Sonali Kolhatkar with Michael Lighty and Joshua Holland on Rising Up with Sonali.

NOTE: With the wave of articles by ‘progressives’ coming out against National Improved Medicare for All, I hope this will be the first of many debates. This debate was lacking in 2009 when single payer was taboo.

It is interesting to note that Holland’s main objections to National Improved Medicare for All are:

  1. Pushing National Improved Medicare for All will divide the Democrats because they will be forced to show whether they are progressive or not.
  2. Fear that it will fail because of ‘risk aversion’ by people who like their health insurance (do they exist?), opposition from doctors and/or attacks by opponents.
  3. Not winnable, so the movement has to compromise from the start. This was used widely in 2009. Every negotiator will tell you not to begin from a position of compromise.

Please read my response to Joshua Holland here.

We must stay strong in our resolve to win because there will be many attempts to weaken us by either those who serve the interests of the industries that profiteer off the current system or those who are plainly partisan or dis-empowered by fear.

This movement for National Improved Medicare for All is winning. That’s why these attempts to undermine us are occurring. For more information and resources to counter incrementalism, visit this living document at “Divide and Conquer through Incrementalism.” Contact us at info@healthoverprofit.org if you want to contribute to it or want to see something answered that isn’t on it.   – Margaret Flowers

Soon after the GOP lost its last bid to repeal the Affordable Care Act, two Democratic House members, John Conyers and Ro Khanna challenged Representatives to sign on to a pledge supporting a transition to a Single Payer, or Medicare-for-All system. Conyers introduced a bill in January for Single Payer healthcare that has drawn backing from 115 representatives so far.
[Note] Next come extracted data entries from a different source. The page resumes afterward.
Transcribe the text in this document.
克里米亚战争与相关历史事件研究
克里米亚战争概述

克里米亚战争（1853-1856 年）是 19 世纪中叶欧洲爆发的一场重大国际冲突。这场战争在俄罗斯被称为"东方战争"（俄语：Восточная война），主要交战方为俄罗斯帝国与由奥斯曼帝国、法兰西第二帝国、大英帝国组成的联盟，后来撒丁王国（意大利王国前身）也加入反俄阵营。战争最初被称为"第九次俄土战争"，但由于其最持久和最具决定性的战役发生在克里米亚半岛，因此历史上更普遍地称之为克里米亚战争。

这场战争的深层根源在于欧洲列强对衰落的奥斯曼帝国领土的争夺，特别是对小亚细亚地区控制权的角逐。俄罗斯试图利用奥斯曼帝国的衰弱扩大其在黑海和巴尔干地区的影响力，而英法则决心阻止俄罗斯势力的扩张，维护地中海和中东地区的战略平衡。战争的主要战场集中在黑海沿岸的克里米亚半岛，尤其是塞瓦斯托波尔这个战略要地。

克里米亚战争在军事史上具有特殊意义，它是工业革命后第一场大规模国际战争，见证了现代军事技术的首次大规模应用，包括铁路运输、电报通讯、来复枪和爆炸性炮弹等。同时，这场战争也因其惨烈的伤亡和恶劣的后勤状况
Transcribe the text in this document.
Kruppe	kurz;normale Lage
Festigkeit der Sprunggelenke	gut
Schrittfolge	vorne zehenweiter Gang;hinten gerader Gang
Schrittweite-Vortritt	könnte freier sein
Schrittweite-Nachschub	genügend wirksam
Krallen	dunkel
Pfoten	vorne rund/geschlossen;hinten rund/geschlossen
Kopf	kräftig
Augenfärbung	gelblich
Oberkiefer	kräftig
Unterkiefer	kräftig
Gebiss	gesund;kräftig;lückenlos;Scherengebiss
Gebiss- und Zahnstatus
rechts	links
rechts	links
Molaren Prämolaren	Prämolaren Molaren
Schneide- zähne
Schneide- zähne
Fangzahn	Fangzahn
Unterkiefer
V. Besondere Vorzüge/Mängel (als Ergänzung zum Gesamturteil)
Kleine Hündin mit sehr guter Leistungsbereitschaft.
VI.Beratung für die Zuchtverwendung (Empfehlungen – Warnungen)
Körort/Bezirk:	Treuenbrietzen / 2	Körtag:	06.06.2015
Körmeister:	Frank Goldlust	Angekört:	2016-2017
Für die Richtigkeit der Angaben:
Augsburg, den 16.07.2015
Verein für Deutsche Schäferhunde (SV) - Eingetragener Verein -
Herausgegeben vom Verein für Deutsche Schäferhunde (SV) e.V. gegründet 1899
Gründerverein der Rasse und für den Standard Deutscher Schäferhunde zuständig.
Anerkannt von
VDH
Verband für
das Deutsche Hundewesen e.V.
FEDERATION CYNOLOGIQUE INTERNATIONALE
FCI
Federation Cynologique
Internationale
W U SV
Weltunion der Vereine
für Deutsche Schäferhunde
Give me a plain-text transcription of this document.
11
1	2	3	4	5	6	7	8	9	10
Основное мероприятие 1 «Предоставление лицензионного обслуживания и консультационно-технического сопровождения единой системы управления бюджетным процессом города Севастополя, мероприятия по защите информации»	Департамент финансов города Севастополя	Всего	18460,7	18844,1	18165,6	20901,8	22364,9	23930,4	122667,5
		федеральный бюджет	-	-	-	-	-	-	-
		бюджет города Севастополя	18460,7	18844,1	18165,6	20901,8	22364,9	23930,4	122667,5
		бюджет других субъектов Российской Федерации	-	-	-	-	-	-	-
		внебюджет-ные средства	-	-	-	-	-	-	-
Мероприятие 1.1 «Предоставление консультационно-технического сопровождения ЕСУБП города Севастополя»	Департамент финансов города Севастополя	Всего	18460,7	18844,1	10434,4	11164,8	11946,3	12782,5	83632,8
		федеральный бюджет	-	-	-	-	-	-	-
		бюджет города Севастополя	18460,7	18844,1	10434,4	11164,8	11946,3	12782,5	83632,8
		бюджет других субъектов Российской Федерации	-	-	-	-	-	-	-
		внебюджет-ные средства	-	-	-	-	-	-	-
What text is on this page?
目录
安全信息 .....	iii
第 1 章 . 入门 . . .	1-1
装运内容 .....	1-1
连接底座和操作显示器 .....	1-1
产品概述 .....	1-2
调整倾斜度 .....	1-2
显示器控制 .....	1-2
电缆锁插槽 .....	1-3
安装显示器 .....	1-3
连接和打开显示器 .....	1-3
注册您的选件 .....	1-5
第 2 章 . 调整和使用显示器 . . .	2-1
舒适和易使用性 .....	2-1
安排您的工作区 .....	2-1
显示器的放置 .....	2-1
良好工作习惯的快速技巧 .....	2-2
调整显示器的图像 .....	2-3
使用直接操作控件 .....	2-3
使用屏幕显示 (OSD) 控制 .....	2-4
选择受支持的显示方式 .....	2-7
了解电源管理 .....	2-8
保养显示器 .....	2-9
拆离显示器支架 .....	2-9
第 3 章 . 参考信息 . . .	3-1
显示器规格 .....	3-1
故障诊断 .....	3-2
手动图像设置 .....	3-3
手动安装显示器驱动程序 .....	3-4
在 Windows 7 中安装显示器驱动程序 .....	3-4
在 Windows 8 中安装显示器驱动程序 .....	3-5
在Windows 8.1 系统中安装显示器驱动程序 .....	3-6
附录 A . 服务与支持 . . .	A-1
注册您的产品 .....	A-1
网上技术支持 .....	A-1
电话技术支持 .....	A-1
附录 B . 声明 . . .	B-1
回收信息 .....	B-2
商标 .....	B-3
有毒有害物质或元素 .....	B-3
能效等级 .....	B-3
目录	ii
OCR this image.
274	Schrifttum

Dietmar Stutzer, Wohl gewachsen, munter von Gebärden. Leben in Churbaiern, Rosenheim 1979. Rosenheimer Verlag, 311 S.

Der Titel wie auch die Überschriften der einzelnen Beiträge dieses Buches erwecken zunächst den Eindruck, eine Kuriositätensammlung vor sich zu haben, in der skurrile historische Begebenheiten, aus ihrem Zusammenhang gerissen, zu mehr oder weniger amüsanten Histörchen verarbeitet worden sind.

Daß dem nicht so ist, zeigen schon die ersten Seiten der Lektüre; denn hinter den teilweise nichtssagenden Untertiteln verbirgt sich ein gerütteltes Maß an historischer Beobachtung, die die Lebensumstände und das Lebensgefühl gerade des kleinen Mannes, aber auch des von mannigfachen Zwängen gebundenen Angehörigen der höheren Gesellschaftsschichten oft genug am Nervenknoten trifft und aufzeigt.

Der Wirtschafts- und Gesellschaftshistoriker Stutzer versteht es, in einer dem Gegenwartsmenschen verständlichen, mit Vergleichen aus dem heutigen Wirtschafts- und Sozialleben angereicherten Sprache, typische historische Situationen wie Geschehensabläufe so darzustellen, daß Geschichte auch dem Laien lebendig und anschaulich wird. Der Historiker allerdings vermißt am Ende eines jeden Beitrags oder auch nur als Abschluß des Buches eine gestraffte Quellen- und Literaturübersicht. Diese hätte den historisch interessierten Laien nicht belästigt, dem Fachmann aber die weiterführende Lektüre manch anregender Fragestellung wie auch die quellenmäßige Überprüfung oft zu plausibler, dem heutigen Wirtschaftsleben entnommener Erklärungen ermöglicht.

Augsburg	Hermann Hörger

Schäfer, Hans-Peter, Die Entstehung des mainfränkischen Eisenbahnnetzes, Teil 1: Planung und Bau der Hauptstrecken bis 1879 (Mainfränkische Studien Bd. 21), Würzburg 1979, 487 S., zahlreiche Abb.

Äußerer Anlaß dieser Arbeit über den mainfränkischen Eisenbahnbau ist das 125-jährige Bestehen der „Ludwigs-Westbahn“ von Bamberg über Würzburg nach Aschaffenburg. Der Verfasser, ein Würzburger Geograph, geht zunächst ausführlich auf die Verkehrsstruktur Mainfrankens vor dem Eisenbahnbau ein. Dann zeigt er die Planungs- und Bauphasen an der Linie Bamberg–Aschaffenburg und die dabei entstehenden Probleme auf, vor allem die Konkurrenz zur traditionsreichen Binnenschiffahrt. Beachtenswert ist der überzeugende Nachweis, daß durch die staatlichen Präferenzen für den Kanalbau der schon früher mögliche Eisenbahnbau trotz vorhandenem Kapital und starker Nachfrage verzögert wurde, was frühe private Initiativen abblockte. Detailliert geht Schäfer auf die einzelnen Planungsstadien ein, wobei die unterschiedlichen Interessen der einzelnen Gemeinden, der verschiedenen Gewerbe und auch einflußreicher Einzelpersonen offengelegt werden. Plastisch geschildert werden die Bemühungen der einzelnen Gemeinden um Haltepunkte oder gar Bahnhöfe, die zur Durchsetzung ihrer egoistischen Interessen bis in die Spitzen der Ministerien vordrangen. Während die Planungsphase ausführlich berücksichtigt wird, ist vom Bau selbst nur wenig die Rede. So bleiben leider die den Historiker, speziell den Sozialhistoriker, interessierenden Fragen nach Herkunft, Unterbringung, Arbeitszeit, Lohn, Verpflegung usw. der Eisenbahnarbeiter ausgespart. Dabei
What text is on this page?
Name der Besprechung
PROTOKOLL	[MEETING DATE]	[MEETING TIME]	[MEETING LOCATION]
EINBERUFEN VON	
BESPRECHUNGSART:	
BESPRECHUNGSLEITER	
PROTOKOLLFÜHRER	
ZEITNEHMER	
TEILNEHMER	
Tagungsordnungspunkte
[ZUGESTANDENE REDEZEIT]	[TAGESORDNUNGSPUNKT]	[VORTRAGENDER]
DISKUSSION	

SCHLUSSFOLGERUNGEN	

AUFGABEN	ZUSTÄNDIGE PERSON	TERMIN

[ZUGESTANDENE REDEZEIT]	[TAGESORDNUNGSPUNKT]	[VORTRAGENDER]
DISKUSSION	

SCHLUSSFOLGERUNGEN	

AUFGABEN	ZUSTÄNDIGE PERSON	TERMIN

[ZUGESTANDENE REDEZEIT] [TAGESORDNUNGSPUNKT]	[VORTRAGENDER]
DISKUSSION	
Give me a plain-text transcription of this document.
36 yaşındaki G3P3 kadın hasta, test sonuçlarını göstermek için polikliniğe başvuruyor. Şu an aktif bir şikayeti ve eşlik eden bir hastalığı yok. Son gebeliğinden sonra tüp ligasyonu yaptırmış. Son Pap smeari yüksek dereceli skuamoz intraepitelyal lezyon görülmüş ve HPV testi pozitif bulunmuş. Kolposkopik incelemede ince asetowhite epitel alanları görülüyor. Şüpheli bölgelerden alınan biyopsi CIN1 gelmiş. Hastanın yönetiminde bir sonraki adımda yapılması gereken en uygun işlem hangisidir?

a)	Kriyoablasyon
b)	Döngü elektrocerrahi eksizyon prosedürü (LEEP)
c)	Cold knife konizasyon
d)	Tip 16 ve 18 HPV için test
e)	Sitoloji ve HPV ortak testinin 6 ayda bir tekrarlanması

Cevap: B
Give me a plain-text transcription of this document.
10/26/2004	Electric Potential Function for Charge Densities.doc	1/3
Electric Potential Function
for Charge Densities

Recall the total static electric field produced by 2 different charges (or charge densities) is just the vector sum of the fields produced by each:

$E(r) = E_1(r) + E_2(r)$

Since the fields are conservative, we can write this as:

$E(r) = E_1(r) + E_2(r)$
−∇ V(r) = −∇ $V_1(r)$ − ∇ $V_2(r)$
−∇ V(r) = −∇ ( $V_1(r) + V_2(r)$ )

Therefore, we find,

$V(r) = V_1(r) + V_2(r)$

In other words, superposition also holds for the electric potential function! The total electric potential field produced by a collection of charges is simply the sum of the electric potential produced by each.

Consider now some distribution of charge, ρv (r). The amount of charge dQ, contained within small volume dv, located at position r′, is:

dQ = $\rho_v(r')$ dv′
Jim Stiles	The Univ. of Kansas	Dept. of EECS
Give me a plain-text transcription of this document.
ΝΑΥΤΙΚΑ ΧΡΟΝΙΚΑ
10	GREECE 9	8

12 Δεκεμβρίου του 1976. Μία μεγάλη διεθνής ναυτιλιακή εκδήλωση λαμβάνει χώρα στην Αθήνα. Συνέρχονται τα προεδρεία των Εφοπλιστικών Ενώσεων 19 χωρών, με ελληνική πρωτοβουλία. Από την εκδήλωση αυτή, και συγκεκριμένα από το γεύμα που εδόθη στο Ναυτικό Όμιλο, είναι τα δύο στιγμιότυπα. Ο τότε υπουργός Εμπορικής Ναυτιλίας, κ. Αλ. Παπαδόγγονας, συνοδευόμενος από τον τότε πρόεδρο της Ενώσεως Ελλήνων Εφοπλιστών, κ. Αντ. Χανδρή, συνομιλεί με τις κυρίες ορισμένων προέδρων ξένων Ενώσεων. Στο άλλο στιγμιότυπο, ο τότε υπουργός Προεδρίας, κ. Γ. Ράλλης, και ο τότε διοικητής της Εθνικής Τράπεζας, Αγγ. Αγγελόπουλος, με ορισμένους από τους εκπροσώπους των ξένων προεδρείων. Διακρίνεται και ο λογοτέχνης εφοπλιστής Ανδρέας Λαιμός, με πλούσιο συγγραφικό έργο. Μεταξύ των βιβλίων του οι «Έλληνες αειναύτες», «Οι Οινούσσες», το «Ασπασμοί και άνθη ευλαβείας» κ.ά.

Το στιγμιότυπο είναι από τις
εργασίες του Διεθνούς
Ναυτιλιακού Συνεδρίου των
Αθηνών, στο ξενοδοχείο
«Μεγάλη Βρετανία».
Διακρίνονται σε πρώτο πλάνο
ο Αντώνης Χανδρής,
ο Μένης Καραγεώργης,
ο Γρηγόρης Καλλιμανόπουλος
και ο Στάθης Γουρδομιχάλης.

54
But some progressives and liberals are cautioning against jumping on the Single Payer bandwagon. Joshua Holland wrote an article in The Nation headlined, “Medicare-for-All Isn’t the Solution for Universal Health Care,” where he warns against a backlash to Single Payer and suggests there are reformist approaches that might work better. A few days later Paul Krugman declared in the New York Times, “there are more important priorities,” and asked, “Is this really where progressives want to spend their political capital?”

Advocates of Single Payer have hit back. Michael Lighty of the National Nurses United responded in Commondreams.org, “In the name of political reality, some liberal pundits, politicians and policy wonks are scolding progressives to give up on Medicare for All. They are dead wrong.”

Joshua Holland, contributor to The Nation and a fellow at the Nation Institute. He’s also the host of Politics and Reality Radio and Michael Lighty, Director of Public Policy for National Nurses United.